There is a lot of confusion among RFID including the different types based on frequency, the classification of tags, the various uses for the technology across different industries, and which devices are best suited for use with RFID. It is important to note that RFID technology comes in many different implementations. Scanners, readers and writers can be integrated into devices or be used stand alone. There are short range and long range configurations. Some reading configurations read in a batch while others scan by individual item.
Types of RFID Systems: Active, Passive, and Frequency
There are two ways to operate an RFID system and several types of RFID readers and tags that you can use across the system. An active system is when the tags are powered and constantly provide a radio signal, acting as a beacon. Passive systems do not power the tag to be read until the reader sends energy to the tag to activate it for reading.
These systems run on different spectrum of frequencies classified as Low Frequency (LF), High Frequency (HF), Ultra-high Frequency (UHF) and Near Field Communication (NFC). For more details on what distinguishes these technologies apart, read Active RFID vs Passive RFID: What’s the Difference?
RFID Readers and Scanners for Windows and Android Rugged Tablet PCs
It is important to make sure you use the correct equipment after selecting the type of RFID system you intend to use. An OEM RFID Reader solution may consist of an external RFID reader that is compatible with your Windows or Android device and used as a hand scanner. In other instances, a RFID reader or scanner can be integrated into your windows or android tablet PC. When exploring these options, it is important to note if the reader can be used with the system you have decided.
A tablet manufacturer with RFID readers integrated in the system or available as a module, can select which frequency to use, especially in an ODM circumstance.
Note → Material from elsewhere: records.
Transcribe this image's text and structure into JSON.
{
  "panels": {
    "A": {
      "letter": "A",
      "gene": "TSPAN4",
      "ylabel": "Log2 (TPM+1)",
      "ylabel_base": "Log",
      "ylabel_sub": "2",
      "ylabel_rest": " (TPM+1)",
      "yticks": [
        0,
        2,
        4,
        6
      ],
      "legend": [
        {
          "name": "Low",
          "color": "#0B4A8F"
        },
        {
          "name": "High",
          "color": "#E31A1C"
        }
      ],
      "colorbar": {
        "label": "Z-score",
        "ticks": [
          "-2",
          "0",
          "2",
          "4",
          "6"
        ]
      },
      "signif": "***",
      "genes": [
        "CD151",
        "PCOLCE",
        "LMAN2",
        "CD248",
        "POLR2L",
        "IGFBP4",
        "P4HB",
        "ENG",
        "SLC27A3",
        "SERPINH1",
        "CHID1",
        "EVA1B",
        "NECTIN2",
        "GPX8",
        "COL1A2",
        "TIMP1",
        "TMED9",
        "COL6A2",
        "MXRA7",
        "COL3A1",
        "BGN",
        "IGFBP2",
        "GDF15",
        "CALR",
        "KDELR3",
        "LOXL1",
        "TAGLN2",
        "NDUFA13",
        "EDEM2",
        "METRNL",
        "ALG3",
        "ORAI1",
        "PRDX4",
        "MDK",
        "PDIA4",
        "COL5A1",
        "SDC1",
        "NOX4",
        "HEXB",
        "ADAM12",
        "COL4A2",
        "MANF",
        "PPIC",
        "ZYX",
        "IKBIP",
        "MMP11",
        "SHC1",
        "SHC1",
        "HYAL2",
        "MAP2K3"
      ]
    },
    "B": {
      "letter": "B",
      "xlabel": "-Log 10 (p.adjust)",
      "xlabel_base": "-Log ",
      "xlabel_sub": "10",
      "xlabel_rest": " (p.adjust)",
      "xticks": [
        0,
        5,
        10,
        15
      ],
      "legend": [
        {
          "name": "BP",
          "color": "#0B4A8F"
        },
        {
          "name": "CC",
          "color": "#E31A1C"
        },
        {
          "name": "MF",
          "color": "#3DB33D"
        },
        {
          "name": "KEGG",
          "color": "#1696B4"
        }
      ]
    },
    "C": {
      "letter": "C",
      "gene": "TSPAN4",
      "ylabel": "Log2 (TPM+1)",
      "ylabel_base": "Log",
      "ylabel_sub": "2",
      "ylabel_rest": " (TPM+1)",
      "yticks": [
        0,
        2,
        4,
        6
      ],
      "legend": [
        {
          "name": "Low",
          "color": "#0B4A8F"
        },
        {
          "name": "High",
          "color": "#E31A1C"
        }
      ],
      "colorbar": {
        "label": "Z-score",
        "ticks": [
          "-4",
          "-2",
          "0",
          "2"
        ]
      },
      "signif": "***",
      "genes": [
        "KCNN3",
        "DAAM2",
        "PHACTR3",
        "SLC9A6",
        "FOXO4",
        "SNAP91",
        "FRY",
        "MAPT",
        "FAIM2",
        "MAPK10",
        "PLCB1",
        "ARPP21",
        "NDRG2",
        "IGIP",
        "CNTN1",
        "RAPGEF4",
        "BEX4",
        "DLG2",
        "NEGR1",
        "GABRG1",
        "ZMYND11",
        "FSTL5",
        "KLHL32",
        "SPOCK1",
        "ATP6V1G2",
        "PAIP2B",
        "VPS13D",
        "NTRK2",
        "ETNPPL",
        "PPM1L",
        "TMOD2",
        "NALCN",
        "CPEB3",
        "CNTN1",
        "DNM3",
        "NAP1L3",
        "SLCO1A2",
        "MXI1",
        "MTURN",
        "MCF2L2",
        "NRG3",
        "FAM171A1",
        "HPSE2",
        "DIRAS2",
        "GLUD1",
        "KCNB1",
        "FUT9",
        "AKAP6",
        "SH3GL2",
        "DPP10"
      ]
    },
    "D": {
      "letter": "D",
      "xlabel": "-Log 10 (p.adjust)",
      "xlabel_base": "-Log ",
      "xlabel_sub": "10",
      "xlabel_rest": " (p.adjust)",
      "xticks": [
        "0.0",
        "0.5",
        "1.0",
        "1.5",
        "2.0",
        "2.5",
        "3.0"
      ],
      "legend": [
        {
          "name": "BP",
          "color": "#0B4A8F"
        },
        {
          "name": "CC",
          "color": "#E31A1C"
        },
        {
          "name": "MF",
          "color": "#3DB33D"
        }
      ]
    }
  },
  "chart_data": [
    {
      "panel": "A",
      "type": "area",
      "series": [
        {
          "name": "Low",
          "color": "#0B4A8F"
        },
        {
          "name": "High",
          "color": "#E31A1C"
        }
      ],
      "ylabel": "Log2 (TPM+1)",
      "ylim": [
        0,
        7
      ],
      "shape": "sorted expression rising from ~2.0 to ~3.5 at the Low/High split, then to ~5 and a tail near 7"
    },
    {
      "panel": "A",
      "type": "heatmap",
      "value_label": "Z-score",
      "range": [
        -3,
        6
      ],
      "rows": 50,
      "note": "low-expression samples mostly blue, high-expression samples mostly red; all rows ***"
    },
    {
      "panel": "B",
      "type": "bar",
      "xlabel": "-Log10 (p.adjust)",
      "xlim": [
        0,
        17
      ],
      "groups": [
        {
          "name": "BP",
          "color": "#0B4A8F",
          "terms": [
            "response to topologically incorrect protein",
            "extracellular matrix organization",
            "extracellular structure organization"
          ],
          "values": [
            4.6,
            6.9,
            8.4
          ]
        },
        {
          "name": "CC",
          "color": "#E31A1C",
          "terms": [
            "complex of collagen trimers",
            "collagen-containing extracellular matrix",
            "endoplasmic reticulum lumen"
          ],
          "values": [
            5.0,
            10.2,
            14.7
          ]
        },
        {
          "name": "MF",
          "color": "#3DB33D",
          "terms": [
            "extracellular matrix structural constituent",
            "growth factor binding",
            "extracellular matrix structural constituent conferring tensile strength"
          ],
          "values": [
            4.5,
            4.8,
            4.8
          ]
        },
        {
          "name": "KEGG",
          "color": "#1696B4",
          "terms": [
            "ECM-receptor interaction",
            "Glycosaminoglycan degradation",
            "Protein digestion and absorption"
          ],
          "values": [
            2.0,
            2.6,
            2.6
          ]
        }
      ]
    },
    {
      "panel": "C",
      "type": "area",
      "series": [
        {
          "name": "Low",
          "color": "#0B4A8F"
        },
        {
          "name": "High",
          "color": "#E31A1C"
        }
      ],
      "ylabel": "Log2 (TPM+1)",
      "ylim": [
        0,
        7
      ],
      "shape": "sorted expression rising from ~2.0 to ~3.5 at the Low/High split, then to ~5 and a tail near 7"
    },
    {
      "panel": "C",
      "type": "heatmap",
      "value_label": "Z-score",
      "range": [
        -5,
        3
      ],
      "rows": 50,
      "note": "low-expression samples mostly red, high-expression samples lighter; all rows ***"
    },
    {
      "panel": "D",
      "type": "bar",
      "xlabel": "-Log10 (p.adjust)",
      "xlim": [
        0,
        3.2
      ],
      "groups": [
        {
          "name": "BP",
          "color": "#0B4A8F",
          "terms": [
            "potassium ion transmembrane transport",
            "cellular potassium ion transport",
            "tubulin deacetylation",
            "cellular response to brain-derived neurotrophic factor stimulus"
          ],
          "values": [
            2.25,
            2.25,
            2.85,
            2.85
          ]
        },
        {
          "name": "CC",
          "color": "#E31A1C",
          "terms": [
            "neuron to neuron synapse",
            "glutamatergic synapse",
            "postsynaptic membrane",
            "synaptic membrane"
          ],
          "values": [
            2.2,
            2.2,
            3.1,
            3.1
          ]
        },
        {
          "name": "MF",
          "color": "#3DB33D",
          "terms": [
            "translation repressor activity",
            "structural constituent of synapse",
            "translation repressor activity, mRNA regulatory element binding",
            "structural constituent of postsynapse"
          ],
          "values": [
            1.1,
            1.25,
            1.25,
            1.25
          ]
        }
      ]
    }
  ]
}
Companies seeking a rugged handheld RFID reader for industrial applications, such as warehouses, will need to determine if their employees would be more productive with an OEM RFID Reader or a tablet with an integrated or attachable reader.
A common question when determining what system to deploy is: Can my android with NFC read RFID tags or do I need a separate HF Tablet? Companies that have decided to leverage HF technology for their solution retain the added benefit that NFC can act as an HF reader as well as an HF tag, which provides versatility when choosing a solution.